WartaJatim.CO.ID - Sebanyak 51 pengurus Komite Olahraga Nasional Indonesia (KONI) Kabupaten Mojokerto resmi dilantik untuk masa bakti 2025–2029.
Pelantikan tersebut berlangsung pada Senin, 21 April 2023, di Pendopo Graha Maja Tama (GMT). Acara ini dipimpin langsung oleh Ketua KONI Jawa Timur, Drs. H. Nabil M.Si.
Dikutip WartaJatim dari laman Pemerintah Kab Mojokerto, Hadir dalam prosesi pelantikan, Bupati Mojokerto Muhammad Al Barra, Wakil Bupati Muhammad Rizal Octavian, Sekda Teguh Gunarko, Kapolres Mojokerto AKBP Ihram Kustarto, Kajari Mojokerto Endang Tirtana, serta Kepala Disbudporapar Kabupaten Mojokerto Norman Handhito.
Dalam sambutannya, Bupati Mojokerto yang akrab disapa Gus Barra mengawali dengan ucapan syukur dan selamat Idul Fitri kepada seluruh hadirin.
Ia mengapresiasi semangat para pengurus baru KONI dan menegaskan pentingnya peran strategis organisasi ini dalam membina dan memajukan olahraga di Kabupaten Mojokerto.
"Saya atas nama Pemerintah Kabupaten Mojokerto, mengucapkan selamat kepada para pengurus KONI yang telah dilantik barusan ini.
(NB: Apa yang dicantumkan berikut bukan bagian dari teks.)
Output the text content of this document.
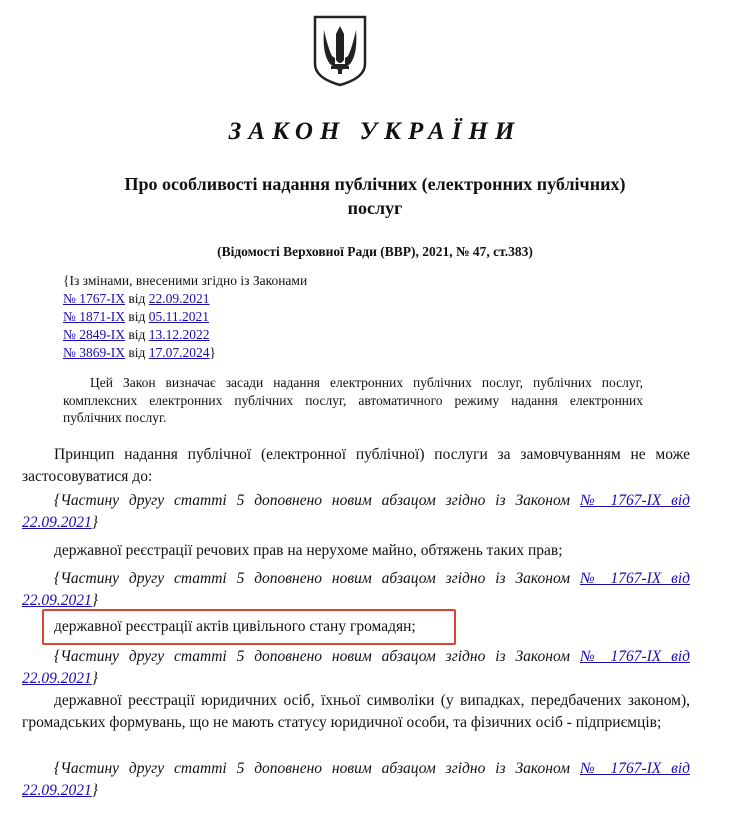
ЗАКОН УКРАЇНИ
Про особливості надання публічних (електронних публічних)
послуг
(Відомості Верховної Ради (ВВР), 2021, № 47, ст.383)
{Із змінами, внесеними згідно із Законами
№ 1767-IX від 22.09.2021
№ 1871-IX від 05.11.2021
№ 2849-IX від 13.12.2022
№ 3869-IX від 17.07.2024}
Цей Закон визначає засади надання електронних публічних послуг, публічних послуг, комплексних електронних публічних послуг, автоматичного режиму надання електронних публічних послуг.
Принцип надання публічної (електронної публічної) послуги за замовчуванням не може застосовуватися до:
{Частину другу статті 5 доповнено новим абзацом згідно із Законом № 1767-IX від 22.09.2021}
державної реєстрації речових прав на нерухоме майно, обтяжень таких прав;
{Частину другу статті 5 доповнено новим абзацом згідно із Законом № 1767-IX від 22.09.2021}
державної реєстрації актів цивільного стану громадян;
{Частину другу статті 5 доповнено новим абзацом згідно із Законом № 1767-IX від 22.09.2021}
державної реєстрації юридичних осіб, їхньої символіки (у випадках, передбачених законом), громадських формувань, що не мають статусу юридичної особи, та фізичних осіб - підприємців;
{Частину другу статті 5 доповнено новим абзацом згідно із Законом № 1767-IX від 22.09.2021}
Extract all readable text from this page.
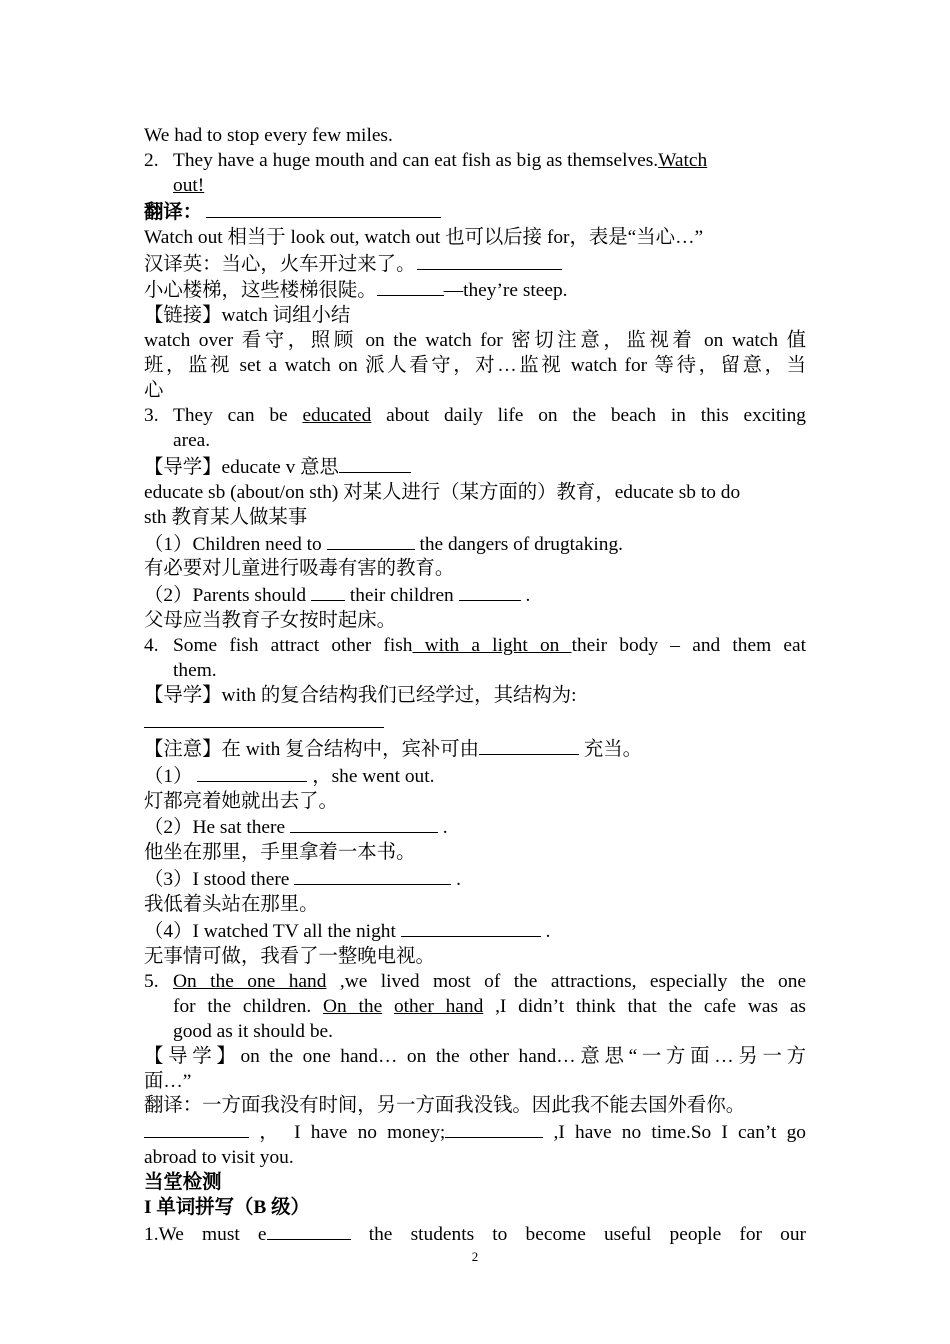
We had to stop every few miles.
2. They have a huge mouth and can eat fish as big as themselves.Watch
out!
翻译：
Watch out 相当于 look out, watch out 也可以后接 for，表是“当心…”
汉译英：当心，火车开过来了。
小心楼梯，这些楼梯很陡。	—they’re steep.
【链接】watch 词组小结
watch over 看守，照顾 on the watch for 密切注意，监视着 on watch 值
班，监视 set a watch on 派人看守，对…监视 watch for 等待，留意，当
心
3. They can be educated about daily life on the beach in this exciting
area.
【导学】educate v 意思
educate sb (about/on sth) 对某人进行（某方面的）教育，educate sb to do
sth 教育某人做某事
（1）Children need to	the dangers of drugtaking.
有必要对儿童进行吸毒有害的教育。
（2）Parents should their children	.
父母应当教育子女按时起床。
4. Some fish attract other fish with a light on their body – and them eat
them.
【导学】with 的复合结构我们已经学过，其结构为:
【注意】在 with 复合结构中，宾补可由	充当。
（1）	，she went out.
灯都亮着她就出去了。
（2）He sat there	.
他坐在那里，手里拿着一本书。
（3）I stood there	.
我低着头站在那里。
（4）I watched TV all the night	.
无事情可做，我看了一整晚电视。
5. On the one hand ,we lived most of the attractions, especially the one
for the children. On the other hand ,I didn’t think that the cafe was as
good as it should be.
【导学】on the one hand… on the other hand…意思“一方面…另一方
面…”
翻译：一方面我没有时间，另一方面我没钱。因此我不能去国外看你。
， I have no money;	,I have no time.So I can’t go
abroad to visit you.
当堂检测
I 单词拼写（B 级）
1.We must e	the students to become useful people for our
2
Semoga amanah, tanggung jawab, dan semoga ke depan dapat mengembangkan serta memajukan olahraga di Kabupaten Mojokerto," ujar Gus Barra.
Lebih lanjut, Bupati mengungkapkan bahwa Pemkab Mojokerto telah mengalokasikan dana hibah sebesar Rp4,2 miliar untuk KONI tahun ini.
Ia menegaskan bahwa jika prestasi olahraga daerah meningkat, jumlah anggaran tersebut berpotensi untuk ditambah.
"Nanti hasilnya pada Porprov ini bagus dan banyak juaranya, kita bisa tingkatkan lagi nanti dana hibahnya karena sebagai bentuk reward. Ini bagian dari program kerja kami nanti ke depan, kita akan lihat dulu kemampuan anggaran kita agar ke depan kita bisa memiliki sport center di Kabupaten Mojokerto," jelasnya.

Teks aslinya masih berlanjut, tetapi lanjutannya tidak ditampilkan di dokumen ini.